AGYNESS DEYN: We’re updating about five times a day right now, covering music, fashion, art, movies, what it’s like growing up in the city. It’s New York-based at the moment, but we started it in the UK. We’re going to keep adding cities: Tokyo, Paris, and more. I want people to be able to log on when they visit a cool city and, through us,  find out about a place they’d never know otherwise. We want to be a cultural big sister.

BYRNE: I think it’s more like recommendations from a friend than of a big sister, because we’re not targeting teens, we’re talking to our peers. I love when I find something and someone else loves it too.
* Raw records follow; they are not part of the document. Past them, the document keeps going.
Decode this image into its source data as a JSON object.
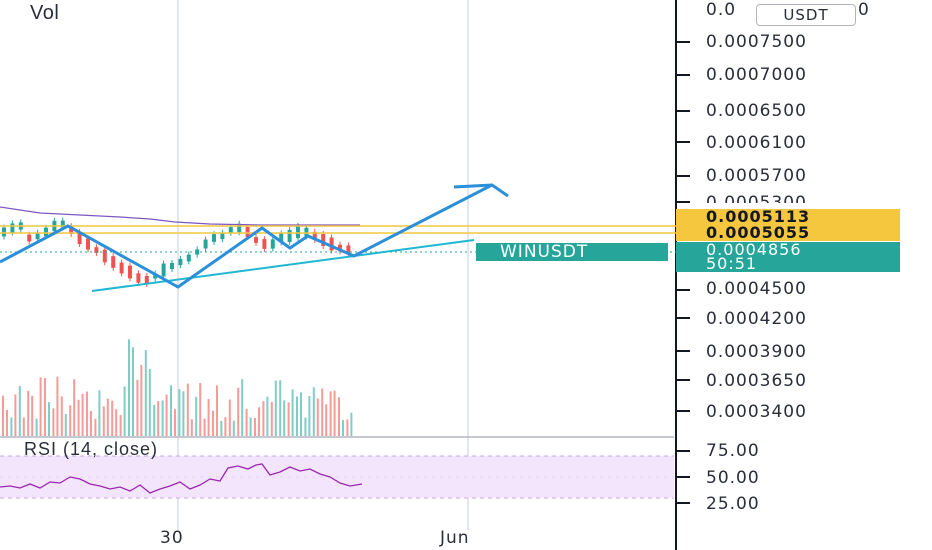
{
  "symbol_tag": "WINUSDT",
  "currency_button": "USDT",
  "volume_label": "Vol",
  "rsi_label": "RSI (14, close)",
  "price_axis": [
    {
      "label": "0.0007500",
      "price": 0.00075
    },
    {
      "label": "0.0007000",
      "price": 0.0007
    },
    {
      "label": "0.0006500",
      "price": 0.00065
    },
    {
      "label": "0.0006100",
      "price": 0.00061
    },
    {
      "label": "0.0005700",
      "price": 0.00057
    },
    {
      "label": "0.0004500",
      "price": 0.00045
    },
    {
      "label": "0.0004200",
      "price": 0.00042
    },
    {
      "label": "0.0003900",
      "price": 0.00039
    },
    {
      "label": "0.0003650",
      "price": 0.000365
    },
    {
      "label": "0.0003400",
      "price": 0.00034
    }
  ],
  "price_axis_partial_top": "0.0",
  "price_axis_partial_top_end": "0",
  "price_axis_partial_mid": "0.0005300",
  "horizontal_levels": [
    {
      "label": "0.0005113",
      "color": "#f4c73f"
    },
    {
      "label": "0.0005055",
      "color": "#f4c73f"
    }
  ],
  "current_price": {
    "label": "0.0004856",
    "countdown": "50:51",
    "color": "#26a69a"
  },
  "rsi_axis": [
    "75.00",
    "50.00",
    "25.00"
  ],
  "time_axis": [
    "30",
    "Jun"
  ],
  "colors": {
    "up": "#26a69a",
    "down": "#ef5350",
    "vol_up": "#7fcdc4",
    "vol_down": "#f59b98",
    "drawing": "#2b8fd9",
    "trendline": "#1fb8d0",
    "ma": "#7e57c2",
    "rsi_line": "#9c27b0",
    "rsi_band": "#f3e5fb"
  }
}
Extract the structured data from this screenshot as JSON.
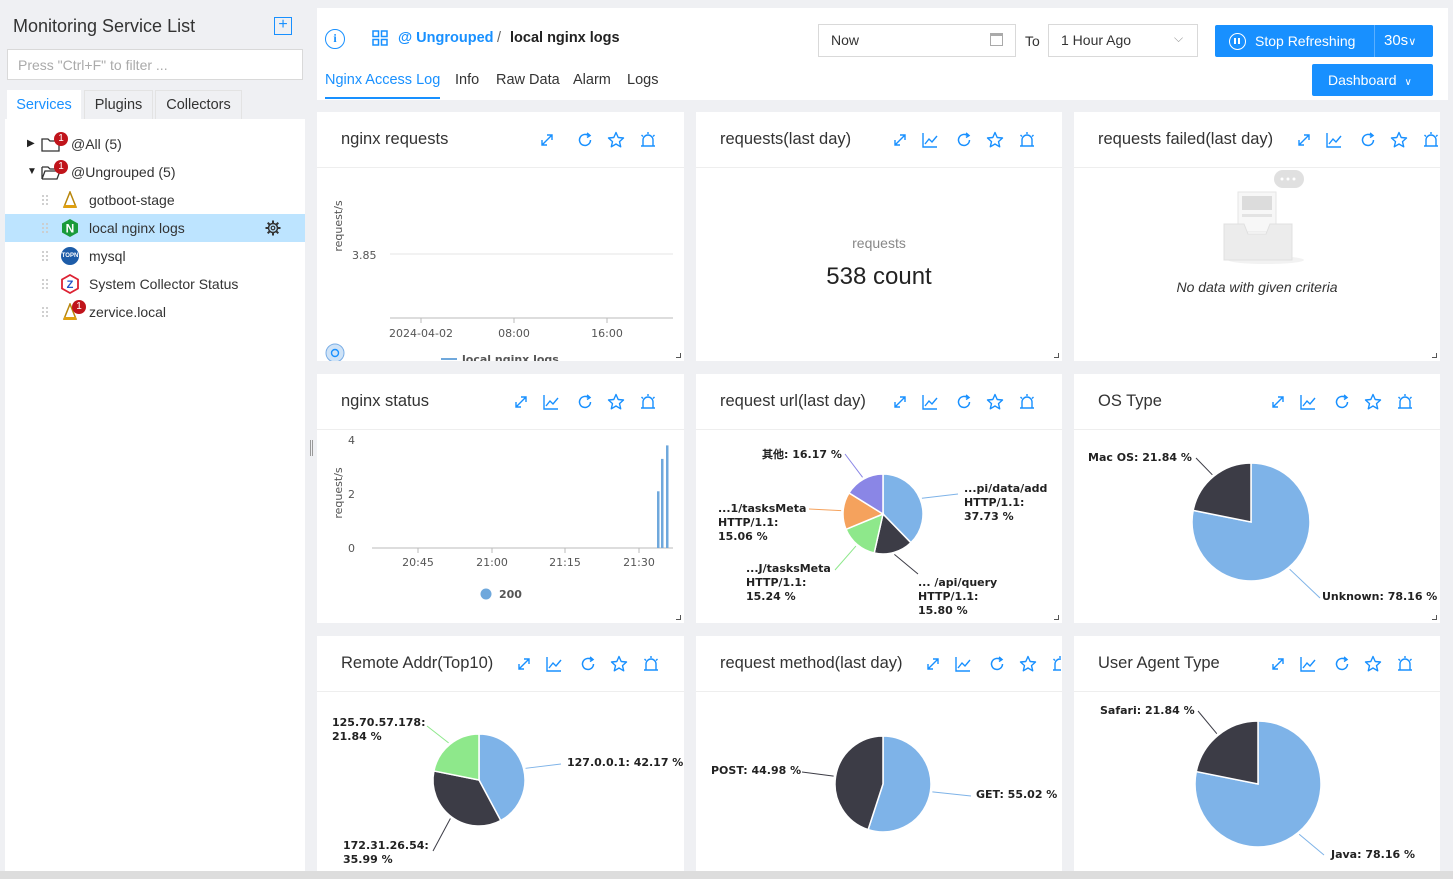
{
  "sidebar": {
    "title": "Monitoring Service List",
    "filter_placeholder": "Press \"Ctrl+F\" to filter ...",
    "tabs": [
      "Services",
      "Plugins",
      "Collectors"
    ],
    "tree": [
      {
        "label": "@All (5)",
        "badge": "1"
      },
      {
        "label": "@Ungrouped (5)",
        "badge": "1"
      },
      {
        "label": "gotboot-stage"
      },
      {
        "label": "local nginx logs"
      },
      {
        "label": "mysql"
      },
      {
        "label": "System Collector Status"
      },
      {
        "label": "zervice.local",
        "badge": "1"
      }
    ]
  },
  "header": {
    "crumb_group": "@ Ungrouped",
    "crumb_sep": "/",
    "crumb_current": "local nginx logs",
    "tabs": [
      "Nginx Access Log",
      "Info",
      "Raw Data",
      "Alarm",
      "Logs"
    ],
    "time_from": "Now",
    "to_label": "To",
    "time_to": "1 Hour Ago",
    "stop_refresh": "Stop Refreshing",
    "refresh_interval": "30s",
    "dashboard": "Dashboard"
  },
  "panels": {
    "nginx_requests": {
      "title": "nginx requests"
    },
    "requests_last_day": {
      "title": "requests(last day)",
      "metric_label": "requests",
      "metric_value": "538 count"
    },
    "requests_failed": {
      "title": "requests failed(last day)",
      "empty_text": "No data with given criteria"
    },
    "nginx_status": {
      "title": "nginx status"
    },
    "request_url": {
      "title": "request url(last day)"
    },
    "os_type": {
      "title": "OS Type"
    },
    "remote_addr": {
      "title": "Remote Addr(Top10)"
    },
    "request_method": {
      "title": "request method(last day)"
    },
    "user_agent": {
      "title": "User Agent Type"
    }
  },
  "chart_data": [
    {
      "id": "nginx_requests",
      "type": "line",
      "ylabel": "request/s",
      "y_ticks": [
        "3.85"
      ],
      "x_ticks": [
        "2024-04-02",
        "08:00",
        "16:00"
      ],
      "series": [
        {
          "name": "local nginx logs",
          "values": []
        }
      ],
      "color": "#6fa8dc"
    },
    {
      "id": "nginx_status",
      "type": "bar",
      "ylabel": "request/s",
      "ylim": [
        0,
        4
      ],
      "y_ticks": [
        "0",
        "2",
        "4"
      ],
      "x_ticks": [
        "20:45",
        "21:00",
        "21:15",
        "21:30"
      ],
      "series": [
        {
          "name": "200",
          "values": [
            2.1,
            3.3,
            3.8
          ]
        }
      ],
      "color": "#6fa8dc"
    },
    {
      "id": "request_url",
      "type": "pie",
      "slices": [
        {
          "label": "...pi/data/add HTTP/1.1: 37.73 %",
          "value": 37.73,
          "color": "#7eb3e8"
        },
        {
          "label": "... /api/query HTTP/1.1: 15.80 %",
          "value": 15.8,
          "color": "#3c3c46"
        },
        {
          "label": "...J/tasksMeta HTTP/1.1: 15.24 %",
          "value": 15.24,
          "color": "#8ee88b"
        },
        {
          "label": "...1/tasksMeta HTTP/1.1: 15.06 %",
          "value": 15.06,
          "color": "#f5a25d"
        },
        {
          "label": "其他: 16.17 %",
          "value": 16.17,
          "color": "#8a86e6"
        }
      ]
    },
    {
      "id": "os_type",
      "type": "pie",
      "slices": [
        {
          "label": "Unknown: 78.16 %",
          "value": 78.16,
          "color": "#7eb3e8"
        },
        {
          "label": "Mac OS: 21.84 %",
          "value": 21.84,
          "color": "#3c3c46"
        }
      ]
    },
    {
      "id": "remote_addr",
      "type": "pie",
      "slices": [
        {
          "label": "127.0.0.1: 42.17 %",
          "value": 42.17,
          "color": "#7eb3e8"
        },
        {
          "label": "172.31.26.54: 35.99 %",
          "value": 35.99,
          "color": "#3c3c46"
        },
        {
          "label": "125.70.57.178: 21.84 %",
          "value": 21.84,
          "color": "#8ee88b"
        }
      ]
    },
    {
      "id": "request_method",
      "type": "pie",
      "slices": [
        {
          "label": "GET: 55.02 %",
          "value": 55.02,
          "color": "#7eb3e8"
        },
        {
          "label": "POST: 44.98 %",
          "value": 44.98,
          "color": "#3c3c46"
        }
      ]
    },
    {
      "id": "user_agent",
      "type": "pie",
      "slices": [
        {
          "label": "Java: 78.16 %",
          "value": 78.16,
          "color": "#7eb3e8"
        },
        {
          "label": "Safari: 21.84 %",
          "value": 21.84,
          "color": "#3c3c46"
        }
      ]
    }
  ]
}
I’ve never been one to be like, “Don’t copy me.” It should be share and share alike!

NIKA: What coverage might readers be surprised to find on NAAG?

BYRNE: When we were launching softly in June, everyone was surprised to find we talked about Gap jeans being the best thing ever, but we also had a story that day on an Hermès watch for $3K, so we’re not all about high-end. Aggy is completely open to all brands and designers and mixes everything up. Also sometimes we feel like talking about things like a laundry detergent that smells amazing. That might seem a bit odd! [LAUGHS]

NIKA: NAAG’s tone is quite chatty and relatable, as opposed to coming off as authoritarian.

DEYN: For me, it goes back to the way it feels to be personally recommended something. I remember growing up that my brother would say, “Listen to the Stone Roses and the Happy Mondays!” That’s the way I discovered a lot of things, and I like the idea of playing that role to others. I want to share what I love with others—without forcing it upon them.

NIKA:  How do you know if something is ‘NAAG-worthy” or not? Is it based on your own judgment, or do you reach some consensus amongst your contributors as well?

BYRNE: Mostly, our writers just know well enough themselves if something is suitable. I very rarely have to say no; that’s not us. I have only done that a couple of times, I don’t remember what they were.

NIKA: What pop culture influences have impacted the look and feel of NAAG?

DEYN: Sky, i-D, Dazed, Sassy… I used to have stacks of all those magazines lined up in my bedroom. I miss them!

BYRNE: I think Sky magazine was more influential than anything.  But yeah, I would say Judy Blume would have to be my #1 influence. Any interview I’ve read with her, she says people always ask her how she was so good at getting inside the mind of kids and teens. I think she just remembered very well how she felt at certain points in her life. She has that casual, intimate style that feels so natural and so easy to relate to. It feels like it was written by a real person, and that’s how I hope NAAG is too. That there’s a person who thinks just like you about stuff, and can open your mind to new things.

NIKA: How did you line up your contributors?

DEYN: Fiona set the tone. She is a great writer—really funny, but intelligent. Everything is based on that idea, basically. We want you to feel like you know the writers. We chose people within our peer group and people who share the same vision.

BYRNE: When Stephanie Trong was editor at Nylon we talked briefly about me working with her, but at the time I was really happy writing for NME and decided to stick with that. She used to be at Jane, so of course her tone is perfect. And Tamar, our beauty writer, I found via Twitter. Her Tweets were just so funny, I knew she would be great. The other writers are all friends who cover various beats. By the way, anyone who thinks they’d be into writing for us should email me: [email protected]!

NIKA: Who would be a dream contributor?

DEYN: My friend BP Fallon—I’d love to get him to share his musical knowledge with us!

NIKA: Could NAAG exist in print form? If so, will it?

DEYN: I like working online for now, because everything changes so quickly and we want to react to that. More than anything, we want to be accessible. But maybe down the road…

BYRNE: It definitely could work because I think it would look really beautiful in print form. I don’t know if it ever will. We’ll see. Maybe some NAAG guidebooks or something would be cool. When you work online, it’s nice to see tangible things featuring your logo. The other day I got a NAAG rubber stamp made, and it looked so cute I stamped our logo all over my apartment. I got a bit carried away!